The Discussion Between Aged or Ancient

Iriarte and his staff frequented the region in recent decades, researching both equally the cave art and archaeological stays buried at the base of them. In the most the latest analyze, the staff writes that several depictions on the rock artwork of La Lindosa could portray lengthy-extinct Ice Age megafauna. These creatures include a giant sloth, mastodon, and an extinct genus of South American horses and camelid-looking creatures. They all unroll in a marveling screen of art that also demonstrates individuals, summary styles and handprints.

Considering that most of these creatures have been extinct for millennia, Iriarte and his team believe that that at the very least some of the artwork dates to roughly 12,600 years in the past, when these big animals nevertheless walked the Earth.

“We have extremely most likely 13,000 years of paintings in these walls,” Iriarte suggests.

When Urbina retains Iriarte and his staff in superior regard, he contests the ages of these depictions. He suggests they had been probable manufactured immediately after the arrival of the Spanish invaders in the location in the 16th century.

For starters, he thinks the horse-like determine most likely depicts a European steed. Cows and a bull appear to be to encompass the horse depiction, he states — a further animal that only arrived with the Europeans. 1 horse even seems to have something like a collar all over the neck.

Iriarte counters that the heavy head of the horse does not sq. up with the impression of domestic steeds. “It’s pretty various from the slender Arabian horse that Europeans introduced to the area,” he claims.

In the meantime, Urbina says the camelid figures could be llamas somewhat than an extinct species of palaeolama as Iriarte’s group hypothesizes. These South American camelids are not generally identified in the Amazonian area of South America, Urbina suggests. But the men and women residing about La Lindosa could have been common with them due to the fact of make contact with with Andean persons via trade and vacation.

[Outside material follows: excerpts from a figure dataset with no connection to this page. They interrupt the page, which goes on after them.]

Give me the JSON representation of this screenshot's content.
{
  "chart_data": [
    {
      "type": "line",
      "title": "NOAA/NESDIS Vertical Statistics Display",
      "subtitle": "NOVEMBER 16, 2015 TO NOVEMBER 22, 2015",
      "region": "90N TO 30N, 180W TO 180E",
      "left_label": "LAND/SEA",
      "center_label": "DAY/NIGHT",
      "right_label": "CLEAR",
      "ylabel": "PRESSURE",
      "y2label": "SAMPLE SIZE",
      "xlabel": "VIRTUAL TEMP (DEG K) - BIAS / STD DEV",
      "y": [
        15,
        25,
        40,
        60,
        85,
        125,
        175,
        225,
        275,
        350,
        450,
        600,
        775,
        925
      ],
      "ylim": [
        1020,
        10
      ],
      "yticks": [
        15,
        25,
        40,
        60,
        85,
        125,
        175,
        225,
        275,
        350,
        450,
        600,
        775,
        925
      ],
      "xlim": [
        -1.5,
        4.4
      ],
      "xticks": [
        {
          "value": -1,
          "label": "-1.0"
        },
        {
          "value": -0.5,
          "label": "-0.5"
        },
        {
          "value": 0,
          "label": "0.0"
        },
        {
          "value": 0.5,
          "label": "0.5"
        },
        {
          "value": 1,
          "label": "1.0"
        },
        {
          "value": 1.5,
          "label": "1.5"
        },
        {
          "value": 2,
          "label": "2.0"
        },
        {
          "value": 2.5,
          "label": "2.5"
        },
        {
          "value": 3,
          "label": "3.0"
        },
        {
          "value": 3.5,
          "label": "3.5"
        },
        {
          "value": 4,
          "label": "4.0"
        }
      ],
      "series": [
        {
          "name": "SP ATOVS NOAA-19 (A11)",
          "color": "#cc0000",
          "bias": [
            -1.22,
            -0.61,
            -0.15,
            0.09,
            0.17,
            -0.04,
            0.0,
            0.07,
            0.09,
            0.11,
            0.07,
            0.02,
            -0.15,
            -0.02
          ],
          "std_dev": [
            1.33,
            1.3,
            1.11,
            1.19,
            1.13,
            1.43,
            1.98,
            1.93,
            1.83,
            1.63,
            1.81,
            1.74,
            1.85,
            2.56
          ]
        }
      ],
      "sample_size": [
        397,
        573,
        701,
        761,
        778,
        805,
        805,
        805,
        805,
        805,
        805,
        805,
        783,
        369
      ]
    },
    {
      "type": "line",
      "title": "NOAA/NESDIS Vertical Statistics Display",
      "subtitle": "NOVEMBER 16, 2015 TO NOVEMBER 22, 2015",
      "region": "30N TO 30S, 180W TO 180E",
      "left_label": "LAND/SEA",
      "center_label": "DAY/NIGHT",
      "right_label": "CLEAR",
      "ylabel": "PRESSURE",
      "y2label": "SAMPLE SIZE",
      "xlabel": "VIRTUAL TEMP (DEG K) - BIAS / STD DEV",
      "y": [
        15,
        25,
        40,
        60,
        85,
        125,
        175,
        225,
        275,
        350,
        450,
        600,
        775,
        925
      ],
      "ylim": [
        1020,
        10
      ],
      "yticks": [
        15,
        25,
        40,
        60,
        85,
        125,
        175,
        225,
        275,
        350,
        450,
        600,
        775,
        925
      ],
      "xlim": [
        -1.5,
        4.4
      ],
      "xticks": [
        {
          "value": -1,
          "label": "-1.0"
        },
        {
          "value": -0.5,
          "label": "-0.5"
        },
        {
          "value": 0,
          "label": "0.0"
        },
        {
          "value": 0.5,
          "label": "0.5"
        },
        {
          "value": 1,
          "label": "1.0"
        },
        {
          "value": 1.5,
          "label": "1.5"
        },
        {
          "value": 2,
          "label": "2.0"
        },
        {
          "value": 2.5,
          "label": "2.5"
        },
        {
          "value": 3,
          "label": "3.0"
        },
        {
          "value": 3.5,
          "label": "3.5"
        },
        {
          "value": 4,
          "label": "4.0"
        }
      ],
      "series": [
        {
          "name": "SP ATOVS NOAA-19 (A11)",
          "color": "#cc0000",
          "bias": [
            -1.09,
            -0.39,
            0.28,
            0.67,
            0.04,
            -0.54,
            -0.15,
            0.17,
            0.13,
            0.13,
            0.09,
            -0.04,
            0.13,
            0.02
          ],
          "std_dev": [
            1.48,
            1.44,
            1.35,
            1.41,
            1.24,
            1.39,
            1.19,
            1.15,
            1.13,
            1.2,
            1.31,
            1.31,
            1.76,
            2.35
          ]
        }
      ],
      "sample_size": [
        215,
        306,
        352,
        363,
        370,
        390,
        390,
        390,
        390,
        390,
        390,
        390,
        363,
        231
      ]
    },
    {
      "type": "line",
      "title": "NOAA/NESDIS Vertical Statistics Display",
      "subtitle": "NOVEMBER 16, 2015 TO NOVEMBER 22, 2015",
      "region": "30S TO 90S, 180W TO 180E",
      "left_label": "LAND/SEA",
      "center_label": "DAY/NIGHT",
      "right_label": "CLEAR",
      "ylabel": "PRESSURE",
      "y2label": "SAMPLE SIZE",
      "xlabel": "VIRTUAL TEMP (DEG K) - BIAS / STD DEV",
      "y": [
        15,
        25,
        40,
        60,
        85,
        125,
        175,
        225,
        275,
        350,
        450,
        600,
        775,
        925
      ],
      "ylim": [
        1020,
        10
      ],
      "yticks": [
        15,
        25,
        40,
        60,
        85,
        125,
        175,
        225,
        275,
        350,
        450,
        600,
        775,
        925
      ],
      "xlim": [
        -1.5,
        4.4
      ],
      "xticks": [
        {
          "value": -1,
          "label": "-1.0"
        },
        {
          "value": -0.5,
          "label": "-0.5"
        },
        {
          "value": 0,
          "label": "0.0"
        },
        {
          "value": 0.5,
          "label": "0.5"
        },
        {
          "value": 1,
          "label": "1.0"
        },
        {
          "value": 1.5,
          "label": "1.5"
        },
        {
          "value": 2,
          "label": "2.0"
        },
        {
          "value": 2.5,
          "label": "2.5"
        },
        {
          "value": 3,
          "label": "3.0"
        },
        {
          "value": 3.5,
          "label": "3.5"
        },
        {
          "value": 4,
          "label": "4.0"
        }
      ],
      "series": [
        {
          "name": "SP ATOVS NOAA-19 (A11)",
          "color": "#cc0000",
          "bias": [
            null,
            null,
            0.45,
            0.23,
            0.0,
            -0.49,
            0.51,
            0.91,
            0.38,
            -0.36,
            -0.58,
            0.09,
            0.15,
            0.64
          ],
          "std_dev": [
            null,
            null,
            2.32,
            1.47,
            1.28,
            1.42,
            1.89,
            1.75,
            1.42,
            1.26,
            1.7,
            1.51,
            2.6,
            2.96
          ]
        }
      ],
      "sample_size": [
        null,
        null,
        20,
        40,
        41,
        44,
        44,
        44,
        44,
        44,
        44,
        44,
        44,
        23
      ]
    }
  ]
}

The mastodon figures also could be elephants that Indigenous people today uncovered of from European educational facilities previously in area in the 16th century. As for the large sloth, he believes it could depict a capybara — a big rodent even now identified broadly in South America today.

Even so, to Iriarte, the contested sloth creature has large paws, one of a kind claws and a human body situation extra constant with a sloth. “There are paintings of capybaras in La Lindosa, and they seem entirely distinct from this one,” Iriarte claims.

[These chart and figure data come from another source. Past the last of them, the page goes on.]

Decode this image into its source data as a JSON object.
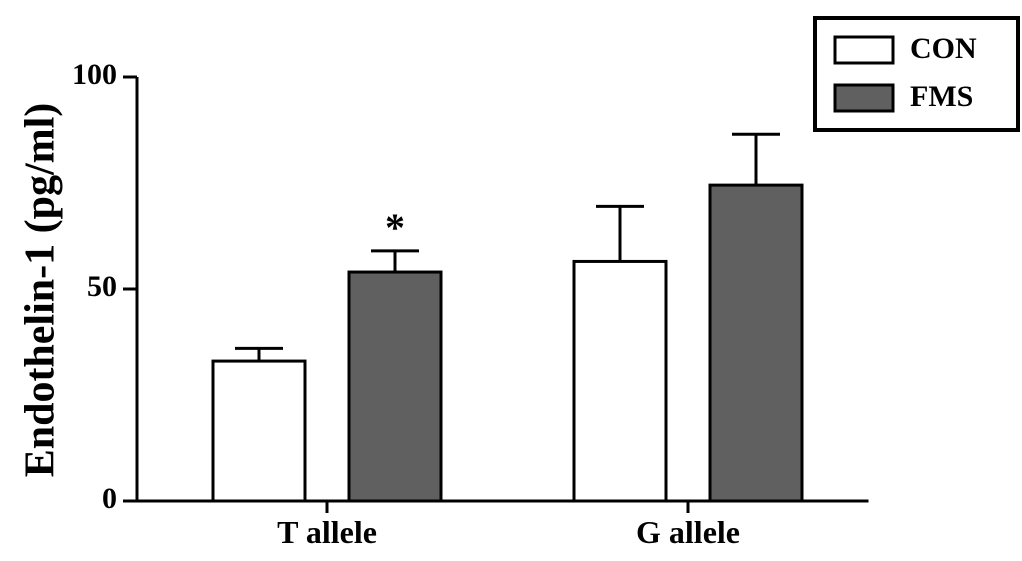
{
  "chart_data": {
    "type": "bar",
    "y_label": "Endothelin-1 (pg/ml)",
    "categories": [
      "T allele",
      "G allele"
    ],
    "series": [
      {
        "name": "CON",
        "color": "#ffffff",
        "values": [
          33,
          56.5
        ],
        "errors": [
          3,
          13
        ]
      },
      {
        "name": "FMS",
        "color": "#606060",
        "values": [
          54,
          74.5
        ],
        "errors": [
          5,
          12
        ]
      }
    ],
    "annotations": [
      {
        "text": "*",
        "series": 1,
        "index": 0
      }
    ],
    "ylim": [
      0,
      100
    ],
    "yticks": [
      0,
      50,
      100
    ],
    "legend": "upper right"
  }
}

Eventually, Urbina states that several visuals surface to symbolize canines the invading Spanish army made use of “to produce terror” between the Indigenous people today. The way they are proven jumping at human figures would seem like an inventive portrayal of the terror Indigenous men and women felt for these canine. “These war pet dogs were people that were being highlighted in the figures at La Lindosa,” Urbina suggests.

Urbina doesn’t wholly contest the idea that some of the rock artwork dates back again extra than 10,000 years — he also believes that the portray went on for millennia. He just does not think this sequence of paintings are that aged.

It is challenging to say one way or an additional, considering that researchers haven’t applied radiocarbon evaluation or other techniques to date any of the rock artwo
rk. Some archaeologists have created
new techniques for courting rock art in other pieces of the earth that scientists could implement below in the upcoming, settling the collegial debate in excess of the age of some of these depictions.

Iriarte suggests that some of the other archaeological do the job at La Lindosa has already uncovered traces of the pink ochre applied in the painting of the wall in substantially more mature deposits, but work on this is ongoing and not but printed.

What these excavations haven’t however discovered are the bones of big animals in marriage to the humans that lived there. “If they were portray the megafauna, they weren’t eating it,” he suggests — or at minimum they weren’t eating it at this web page.